To sum it up, “the wokes lost it” proponents revise history so as to not have to admit that the Democrats just ran their playbook, and that it failed catastrophically. Observing their recommendations would either mean repeating the same plan or becoming markedly more socially conservative. (Notably, this set of commentators typically fails to spell out how, perhaps out of nervousness about personally singling out which marginalized groups shouldn’t make the cut in 2028.) But Democrats have not reaped fruit from their recent attempts to tack visibly to the right, such as their rightward swing on immigration and policing. And this prescription ignores the reality that the election data tells us the party is failing to hear ordinary people's experience of the economy. Polls indicate that swing voters didn't want to hear about technical management of an economic system they think needs sweeping change.

There is a way for Democrats to both tap into universalism and into widespread frustration with the economy: aggressive economic populism. Tap into people’s class identity through class-first left-wing politics that pits working Americans of all backgrounds against billionaires, corporations and the 1%. Under this paradigm, bigotry of all kinds is framed as a tool by which elites distract and divide Americans from their economic exploitation. Conversely, anti-bigotry should be viewed as a war cry of freedom-lovers and a weapon for keeping the citizenry’s focus on class war. Economic proposals would not just be about incremental improvement but bringing down costs and reimagining freedom through the offerings of social democracy and cracking down on corporate greed. This would of course cause a bit of discomfort for an actually influential interest group that somehow the "the wokes lost it" crowd always forgets to mention: economic elites. But it would unite and excite the people and pave the path for a life of greater freedom in every sphere of life.

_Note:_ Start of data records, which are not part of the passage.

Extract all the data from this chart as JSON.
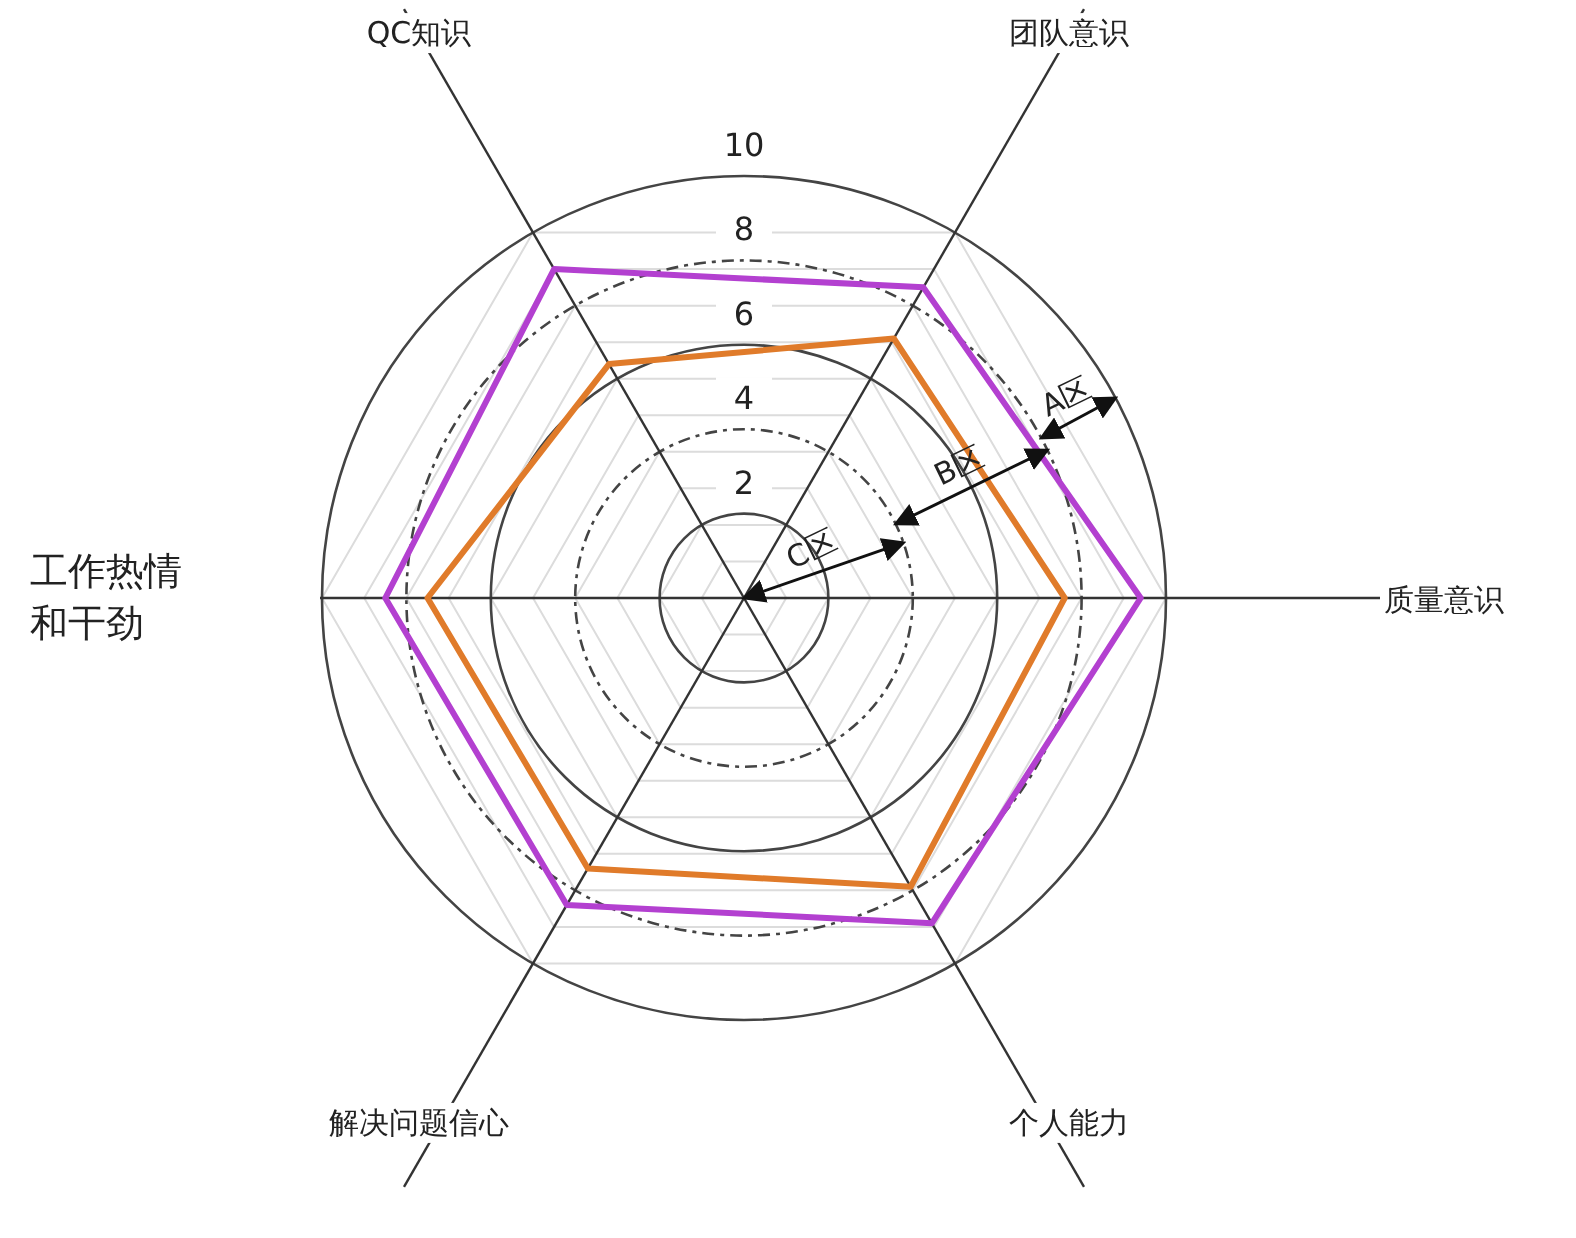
{
  "chart_data": {
    "type": "radar",
    "categories": [
      "团队意识",
      "质量意识",
      "个人能力",
      "解决问题信心",
      "工作热情和干劲",
      "QC知识"
    ],
    "series": [
      {
        "color": "#b340d0",
        "values": [
          8.5,
          9.4,
          8.9,
          8.4,
          8.5,
          9.0
        ]
      },
      {
        "color": "#e07b2a",
        "values": [
          7.1,
          7.6,
          7.9,
          7.4,
          7.5,
          6.4
        ]
      }
    ],
    "ylim": [
      0,
      10
    ],
    "yticks": [
      2,
      4,
      6,
      8,
      10
    ],
    "grid": true,
    "annotations": [
      "A区",
      "B区",
      "C区"
    ]
  }
}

Democrats ought to stop whining about social movements, which are a fact of political life. They also ought to stop implying that movements and subcultures possess power that they don't, while ignoring how wealthy donors shape the party's economic agenda. The reality is political leaders and parties will always have to manage unruly coalitions and stake out positions that are in dialogue with but distinct from interest groups. Trump fairly successfully distanced himself from the national abortion ban advocates in the Republican coalition, and he successfully deceived many into thinking he would protect Social Security over the instincts of fiscal hawks in his party. Democrats, as the ostensible party of social change and egalitarianism, will always bear this burden of engaging movements even more heavily than the GOP. But a party must have an identity and that identity should be grounded in an economic sensibility. It's time for Dems to wake up and build a real economic centerpiece for a party that has failed to establish a clear sense of self since the Reagan era.